Second, you compose a set of Pamphlet files "thru the system" so that
you could document, say, the integration mechanism from the top level
function all the way to the implementation details.

Thus you can insert and extract Booklets with Axiom making it easier
to share knowledge.

Future:

Linear Algebra Booklet
|
|-> NullSpace.pamphlet
|   |   |   |
|   |   |   -> notangle -> nullspace.spad ->
|   |   -----> noweave  -> nullspace.tex  -> latex -> read
|   |--------> userdocs    -> update Axioms user documentation
|   |--------> testcase    -> run test cases
|   |--------> examples    -> input files
|   |--------> textbook    -> update Axiom's current textbook
|   |--------> proofs      -> ACL2, MetaPRL files
|-> Pivots.pamphlet
......

Huge dream, I realize, but except for the dishes, I see no technical
reason why it can't be done.

This implies, of course, that Pamphlets can be decomposed into a
finer level of detail which is still under development.

=================
RE: PAMPHLET FILES AND THE NEAR TERM
=================

All of which implies a huge amount of work. It would be great
to have a front-end that supported both the current and future
directions.

RE: NOWEB CHANGES

Currently noweb needs to expand the chunk definition syntax
to handle some more general scheme such as a URL. We need to
be able to extract code chunks from other pamphlets so that
you can have the following situation:

pamphlet A:  (the definition document)
...
<<foo>>=
...

pamphlet B:  (the using document)
...
<<pamphlet:/path/A#foo>>
...

It would be useful if this could happen for text blocks also
so that generally useful descriptions could be inserted into
multiple pamphlets. Since the text blocks currently have
no label this becomes problematic. We need to develop text
labels so we can follow a uniform scheme. Multiple text blocks
containing essentially the same information already exist in
the system. This needs to be fixed.

For larger references (e.g. whole pamphlets) I'm currently
using the bibliography environment. However, I plan to have
a new Latex tag, say PAMPHLETREFS, that have a bibtex-like
reference set. Tags in this environment point to other
pamphlet files. Perhaps the "URL syntax" proposed above
could use the \PCITE{} tag instead:

pamphlet A:  (the definition document)
...
<<foo>>=
...

pamphlet B:  (the using document)
...
<<\pcite{3}{foo}>>
...

Anybody who understands bibtex and would like
to take a shot at this is welcome.

RE: TEXMACS CHANGES

Currently TeXmacs could take the following steps, probably as
a joint effort, to support Axiom:

1) Recognize noweb format
2) Integrate commands to notangle and noweave
3) Possibly either support
a) folding out code
b) notangle, noweave to "dependent" buffers
c) backport changes to "dependent" buffers to the original document
d) possibly all of the above
4) Integrate noweb.sty
Eventually this will evolve into Axiom.sty as we need to add
more latex macros, like \begin{theorem}, \begin{userdoc},
\begin{pamphletrefs}, etc

Perhaps we can lay out a more detailed plan that includes various
steps we can all work on.

I'm willing to help with any steps taken in this direction.
Feedback is welcome.

Tim

------------------------- forwarded note ---------------------------
On Saturday, November 23, 2002 3:19 AM Joris van der Hoeven
> ...
> Well, as I understand it, the pamphlet format is
> a LaTeX with special escape sequences for dealing
> with code or other special markup. Therefore,
> I think that the best way of importing such files
> is to first convert it to standard LaTeX
> (with possible pamphlet-specific commands),
> with a language like Perl, and next convert
> the result to TeXmacs using the standard input filter.
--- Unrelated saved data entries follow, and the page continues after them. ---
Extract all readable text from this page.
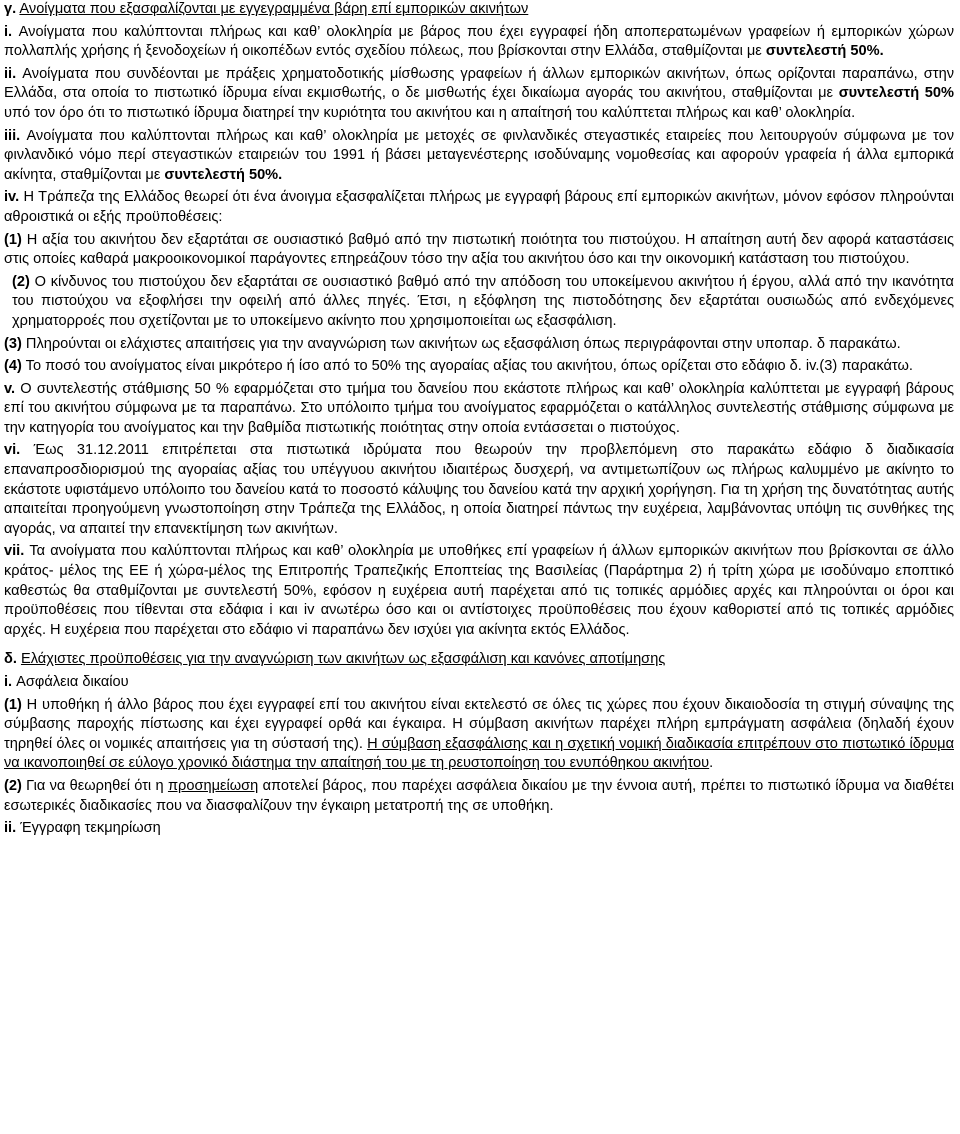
γ. Ανοίγματα που εξασφαλίζονται με εγγεγραμμένα βάρη επί εμπορικών ακινήτων

i. Ανοίγματα που καλύπτονται πλήρως και καθ’ ολοκληρία με βάρος που έχει εγγραφεί ήδη αποπερατωμένων γραφείων ή εμπορικών χώρων πολλαπλής χρήσης ή ξενοδοχείων ή οικοπέδων εντός σχεδίου πόλεως, που βρίσκονται στην Ελλάδα, σταθμίζονται με συντελεστή 50%.

ii. Ανοίγματα που συνδέονται με πράξεις χρηματοδοτικής μίσθωσης γραφείων ή άλλων εμπορικών ακινήτων, όπως ορίζονται παραπάνω, στην Ελλάδα, στα οποία το πιστωτικό ίδρυμα είναι εκμισθωτής, ο δε μισθωτής έχει δικαίωμα αγοράς του ακινήτου, σταθμίζονται με συντελεστή 50% υπό τον όρο ότι το πιστωτικό ίδρυμα διατηρεί την κυριότητα του ακινήτου και η απαίτησή του καλύπτεται πλήρως και καθ’ ολοκληρία.

iii. Ανοίγματα που καλύπτονται πλήρως και καθ’ ολοκληρία με μετοχές σε φινλανδικές στεγαστικές εταιρείες που λειτουργούν σύμφωνα με τον φινλανδικό νόμο περί στεγαστικών εταιρειών του 1991 ή βάσει μεταγενέστερης ισοδύναμης νομοθεσίας και αφορούν γραφεία ή άλλα εμπορικά ακίνητα, σταθμίζονται με συντελεστή 50%.

iv. Η Τράπεζα της Ελλάδος θεωρεί ότι ένα άνοιγμα εξασφαλίζεται πλήρως με εγγραφή βάρους επί εμπορικών ακινήτων, μόνον εφόσον πληρούνται αθροιστικά οι εξής προϋποθέσεις:

(1) Η αξία του ακινήτου δεν εξαρτάται σε ουσιαστικό βαθμό από την πιστωτική ποιότητα του πιστούχου. Η απαίτηση αυτή δεν αφορά καταστάσεις στις οποίες καθαρά μακροοικονομικοί παράγοντες επηρεάζουν τόσο την αξία του ακινήτου όσο και την οικονομική κατάσταση του πιστούχου.

(2) Ο κίνδυνος του πιστούχου δεν εξαρτάται σε ουσιαστικό βαθμό από την απόδοση του υποκείμενου ακινήτου ή έργου, αλλά από την ικανότητα του πιστούχου να εξοφλήσει την οφειλή από άλλες πηγές. Έτσι, η εξόφληση της πιστοδότησης δεν εξαρτάται ουσιωδώς από ενδεχόμενες χρηματορροές που σχετίζονται με το υποκείμενο ακίνητο που χρησιμοποιείται ως εξασφάλιση.

(3) Πληρούνται οι ελάχιστες απαιτήσεις για την αναγνώριση των ακινήτων ως εξασφάλιση όπως περιγράφονται στην υποπαρ. δ παρακάτω.

(4) Το ποσό του ανοίγματος είναι μικρότερο ή ίσο από το 50% της αγοραίας αξίας του ακινήτου, όπως ορίζεται στο εδάφιο δ. iv.(3) παρακάτω.

v. Ο συντελεστής στάθμισης 50 % εφαρμόζεται στο τμήμα του δανείου που εκάστοτε πλήρως και καθ’ ολοκληρία καλύπτεται με εγγραφή βάρους επί του ακινήτου σύμφωνα με τα παραπάνω. Στο υπόλοιπο τμήμα του ανοίγματος εφαρμόζεται ο κατάλληλος συντελεστής στάθμισης σύμφωνα με την κατηγορία του ανοίγματος και την βαθμίδα πιστωτικής ποιότητας στην οποία εντάσσεται ο πιστούχος.

vi. Έως 31.12.2011 επιτρέπεται στα πιστωτικά ιδρύματα που θεωρούν την προβλεπόμενη στο παρακάτω εδάφιο δ διαδικασία επαναπροσδιορισμού της αγοραίας αξίας του υπέγγυου ακινήτου ιδιαιτέρως δυσχερή, να αντιμετωπίζουν ως πλήρως καλυμμένο με ακίνητο το εκάστοτε υφιστάμενο υπόλοιπο του δανείου κατά το ποσοστό κάλυψης του δανείου κατά την αρχική χορήγηση. Για τη χρήση της δυνατότητας αυτής απαιτείται προηγούμενη γνωστοποίηση στην Τράπεζα της Ελλάδος, η οποία διατηρεί πάντως την ευχέρεια, λαμβάνοντας υπόψη τις συνθήκες της αγοράς, να απαιτεί την επανεκτίμηση των ακινήτων.

vii. Τα ανοίγματα που καλύπτονται πλήρως και καθ’ ολοκληρία με υποθήκες επί γραφείων ή άλλων εμπορικών ακινήτων που βρίσκονται σε άλλο κράτος- μέλος της ΕΕ ή χώρα-μέλος της Επιτροπής Τραπεζικής Εποπτείας της Βασιλείας (Παράρτημα 2) ή τρίτη χώρα με ισοδύναμο εποπτικό καθεστώς θα σταθμίζονται με συντελεστή 50%, εφόσον η ευχέρεια αυτή παρέχεται από τις τοπικές αρμόδιες αρχές και πληρούνται οι όροι και προϋποθέσεις που τίθενται στα εδάφια i και iv ανωτέρω όσο και οι αντίστοιχες προϋποθέσεις που έχουν καθοριστεί από τις τοπικές αρμόδιες αρχές. Η ευχέρεια που παρέχεται στο εδάφιο vi παραπάνω δεν ισχύει για ακίνητα εκτός Ελλάδος.

δ. Ελάχιστες προϋποθέσεις για την αναγνώριση των ακινήτων ως εξασφάλιση και κανόνες αποτίμησης

i. Ασφάλεια δικαίου

(1) Η υποθήκη ή άλλο βάρος που έχει εγγραφεί επί του ακινήτου είναι εκτελεστό σε όλες τις χώρες που έχουν δικαιοδοσία τη στιγμή σύναψης της σύμβασης παροχής πίστωσης και έχει εγγραφεί ορθά και έγκαιρα. Η σύμβαση ακινήτων παρέχει πλήρη εμπράγματη ασφάλεια (δηλαδή έχουν τηρηθεί όλες οι νομικές απαιτήσεις για τη σύστασή της). Η σύμβαση εξασφάλισης και η σχετική νομική διαδικασία επιτρέπουν στο πιστωτικό ίδρυμα να ικανοποιηθεί σε εύλογο χρονικό διάστημα την απαίτησή του με τη ρευστοποίηση του ενυπόθηκου ακινήτου.

(2) Για να θεωρηθεί ότι η προσημείωση αποτελεί βάρος, που παρέχει ασφάλεια δικαίου με την έννοια αυτή, πρέπει το πιστωτικό ίδρυμα να διαθέτει εσωτερικές διαδικασίες που να διασφαλίζουν την έγκαιρη μετατροπή της σε υποθήκη.

ii. Έγγραφη τεκμηρίωση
Yes and no. Tim, please correct me if I make a mistake
here...

The pamphlet format is really noweb input format. As
Norman Ramsey defines it, the input to noweb is quite
language independent and very simple. noweb is a
simplified version of Knuth's web ("no" for Norman,
I guess). All we have are named "code" chunks e.g.

<<name>>= ... <<othername>> ... @

which may reference other code chunks, e.g.
<<othername>> above, embedded in a text stream. Text
primary operations to be done on this file. One is
"weave" which extracts just the text stream (no code)
and the other is "tangle" which expands a given code
chunk (by default starting with the root chunk <<*>>=)
by including all of the other code chunks referenced
in that chunk, recursively. It is possible to
generate different results from the same input file
by specifying a different root for tangle.

It is true that the text stream is usually LaTex
code but I don't think that is a requirement of
noweb. The code chunks can also be in any language.

I believe Tim Daly defined the term "pamphlet" to
refer to the noweb input files that he is using in
the open source axiom project. These will (I presume)
always have a LaTex text stream part plus code
chunks in several different languages: makefile
script, C, lisp, SPAD (axiom specific), etc. I think
Tim has in mind also using such pamphlet files to
exchange axiom code between users.

And of course we also plan to use TeXmacs as
a front-end to axiom itself as a high level user
interface capable of entering and displaying
mathematics in a rich graphics format.

So when importing a pamphlet file into TeXmacs,
it is desirable to interpret the text stream part
of the input file as LaTex and convert it
appropriately, but it is also important to retain
the code chunks in their place in the original
file. What I was suggesting below was that it
seemed natural to me to treat these chunks as
"folded" into the TeXmacs document. That way,
when the folds are collapsed (closed), the
document would have the appearance of LaTex applied
to the weave output and would print that way. But
one could open a folded code chunk and edit it.
The only new thing would be expanding code chunks
during a "tangle" export. This could be done
easily just by extracting all code chunks and
then calling notangle.

>
> > Perhaps it would be nicer if TeXmacs was able to
> > expand and collapse folds on demand. It is not
> > really clear to me hold folding is intended to
> > work in TeXmacs. I wasn't able to find any
> > documentation about it and my experiments with
> > it so far have not produced a clear picture.
> > Perhaps it is still largely in the planning stage?
>
> Yes, this will be dealt with sometime next year.
>

Would you be interested in having someone (me) help
to accelerate that schedule? Are there other people
interested in the "fold" concept?

> > ...
> > Perhaps it would help to be able to look at some
> > existing styles that do something similar to what
> > we want. What would you recommend?
>
> I think that we first need to know what you already
> have.

There are LaTex "styles" and TeXmacs "styles". These
are different, right? So far I think Tim has only
made use of only relatively standard LaTex style
files.

The reason I mentioned TeXmacs styles is because
that is the only way thing that I could find at
this time that interacts with how folded text is
displayed. Perhaps that is not the way you intend
to go with folds?

> Also: how much documentation does already exist
> in the pamphlet format?
>

We are only at the beginning of the project. Did
you have in mind some other format?

Regards,
Bill Page.